According to writer Megan van Frank, “By the 1870s, downtown’s Commercial Street [Modern-day Regent Street between 1st and 2nd South] was the center of Salt Lake’s ‘red-light’ district, with saloons and parlor houses that accommodated ‘female boarders.’ Police raided these establishments regularly to arrest these ‘female boarders.’ But eventually a registration system evolved whereby the madams who ran these brothels provided the police a list of the women who worked for them. Each woman then paid a monthly fine of $10, a tidy arrangement that bolstered the City’s coffers.” 
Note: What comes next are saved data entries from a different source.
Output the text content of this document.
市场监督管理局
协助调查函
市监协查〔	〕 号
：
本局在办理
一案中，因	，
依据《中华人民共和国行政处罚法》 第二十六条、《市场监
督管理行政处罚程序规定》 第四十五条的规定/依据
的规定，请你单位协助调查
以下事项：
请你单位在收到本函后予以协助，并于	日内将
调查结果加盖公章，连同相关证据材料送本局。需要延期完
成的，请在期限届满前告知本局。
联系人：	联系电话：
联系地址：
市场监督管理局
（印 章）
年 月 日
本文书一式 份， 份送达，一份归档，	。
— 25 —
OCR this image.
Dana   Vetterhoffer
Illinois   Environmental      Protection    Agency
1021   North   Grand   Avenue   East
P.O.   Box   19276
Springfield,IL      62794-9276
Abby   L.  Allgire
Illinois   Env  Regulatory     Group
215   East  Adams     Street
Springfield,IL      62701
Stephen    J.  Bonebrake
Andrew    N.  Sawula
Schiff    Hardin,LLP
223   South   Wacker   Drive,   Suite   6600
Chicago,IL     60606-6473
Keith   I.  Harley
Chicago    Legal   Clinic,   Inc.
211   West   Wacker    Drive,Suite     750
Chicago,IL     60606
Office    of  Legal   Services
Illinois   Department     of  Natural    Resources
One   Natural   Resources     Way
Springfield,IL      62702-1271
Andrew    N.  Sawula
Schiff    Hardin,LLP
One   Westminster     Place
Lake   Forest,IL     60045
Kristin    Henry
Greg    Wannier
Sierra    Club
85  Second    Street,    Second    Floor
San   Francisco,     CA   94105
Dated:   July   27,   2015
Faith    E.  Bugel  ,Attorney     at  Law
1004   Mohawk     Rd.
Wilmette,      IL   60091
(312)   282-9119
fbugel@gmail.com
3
By 1896, at least six brothels, cribs, saloons, gambling houses and parlor houses dotted the city, leading to the idea of The Stockade.
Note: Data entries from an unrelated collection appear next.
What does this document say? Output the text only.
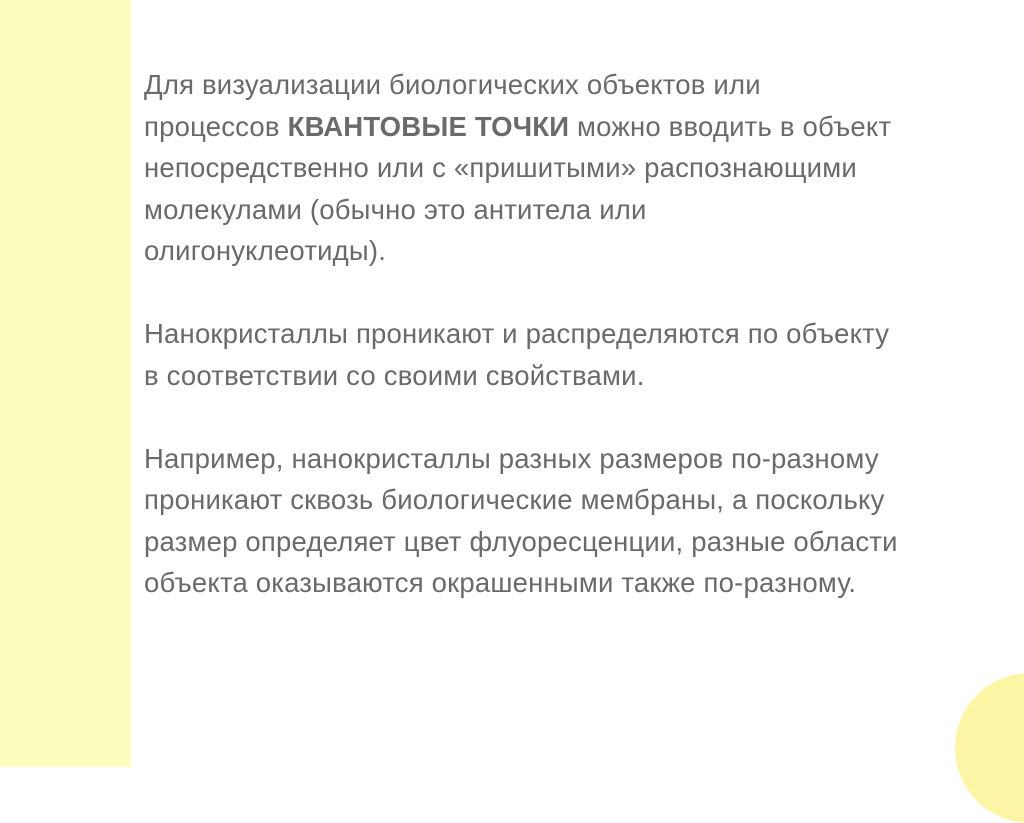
Для визуализации биологических объектов или
процессов КВАНТОВЫЕ ТОЧКИ можно вводить в объект
непосредственно или с «пришитыми» распознающими
молекулами (обычно это антитела или
олигонуклеотиды).

Нанокристаллы проникают и распределяются по объекту
в соответствии со своими свойствами.

Например, нанокристаллы разных размеров по-разному
проникают сквозь биологические мембраны, а поскольку
размер определяет цвет флуоресценции, разные области
объекта оказываются окрашенными также по-разному.
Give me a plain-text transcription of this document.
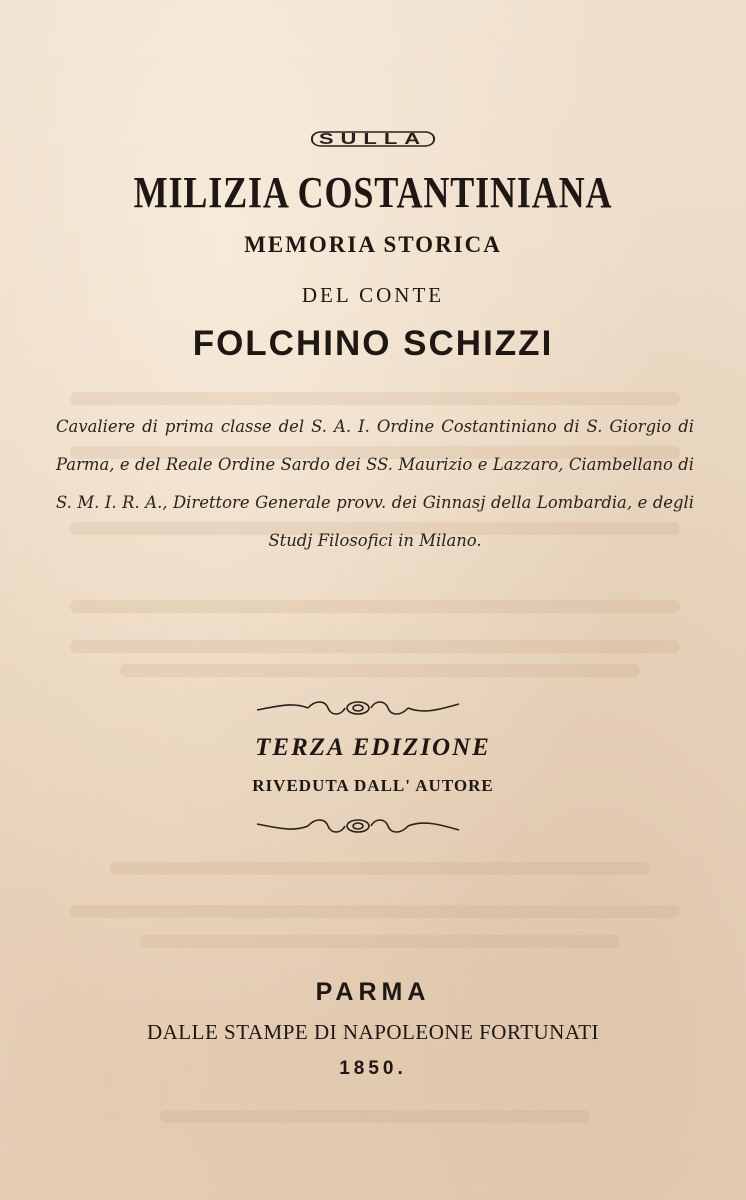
SULLA
MILIZIA COSTANTINIANA
MEMORIA STORICA
DEL CONTE
FOLCHINO SCHIZZI
Cavaliere di prima classe del S. A. I. Ordine Costantiniano di S. Giorgio di Parma, e del Reale Ordine Sardo dei SS. Maurizio e Lazzaro, Ciambellano di S. M. I. R. A., Direttore Generale provv. dei Ginnasj della Lombardia, e degli Studj Filosofici in Milano.
TERZA EDIZIONE
RIVEDUTA DALL' AUTORE
PARMA
DALLE STAMPE DI NAPOLEONE FORTUNATI
1850.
September 21, 1908. Construction workers building “The Stockade”.

Built under the direction of Salt Lake Mayor John Bransford in 1908, The Stockade was a compound where prostitution could be more closely regulated and better hidden from public view.

“I propose to take these women from the business section of the city and put them in a district which will be one of the best, if not the very best, regulated districts in the country,” Bransford boasted.

Mrs. Dora Topham, aka, Belle London.

Again, in van Frank’s words, “Bransford invited Mrs. Dora Topham, a notorious Ogden madam known as ‘Belle London,’ to take charge of the new enterprise. The block between 5th and 6th West and 1st and 2nd South was chosen for construction of ‘The Stockade,’ which consisted of 100 small brick ‘cribs’ built in rows that surrounded six larger parlor houses. The Stockade entrances were guarded to keep out children and ‘undesirable’ guests. Women paid rent of $1-$4 per day and were prohibited from doing business elsewhere in the city.” 

Cribs in The Stockade were 10-feet square and divided by a curtain. Each one contained a washstand, chair, and bed. Police conducted regular raids of this and other establishments and sometimes physically inspected the women for infectious diseases.

Neighbors detested The Stockade, and a citizen’s league was formed to abolish it. After just three years, the “bordello village” was purged and torn down, with many of the “soiled doves” returning to Commercial Street, which, according to van Frank, “remained a red-light district into the 1930s. Others stayed in the neighborhood of West 2nd South, which remained an area for prostitution until the 1970s.” 

Other famous Salt Lake madams included Miss Helen Blazes, Miss Ada Wilson and Catherine Flint, each of whom operated luxurious parlor houses that catered exclusively to wealthy clientele. No one knows how wealthy these women became, but Flint reportedly bought a used carriage from Brigham Young and had it adorned with her own coats of arms. 

Who were the affluent, high-society gentlemen that patronized Salt Lake’s most expensive prostitutes in those early years? We can only wonder.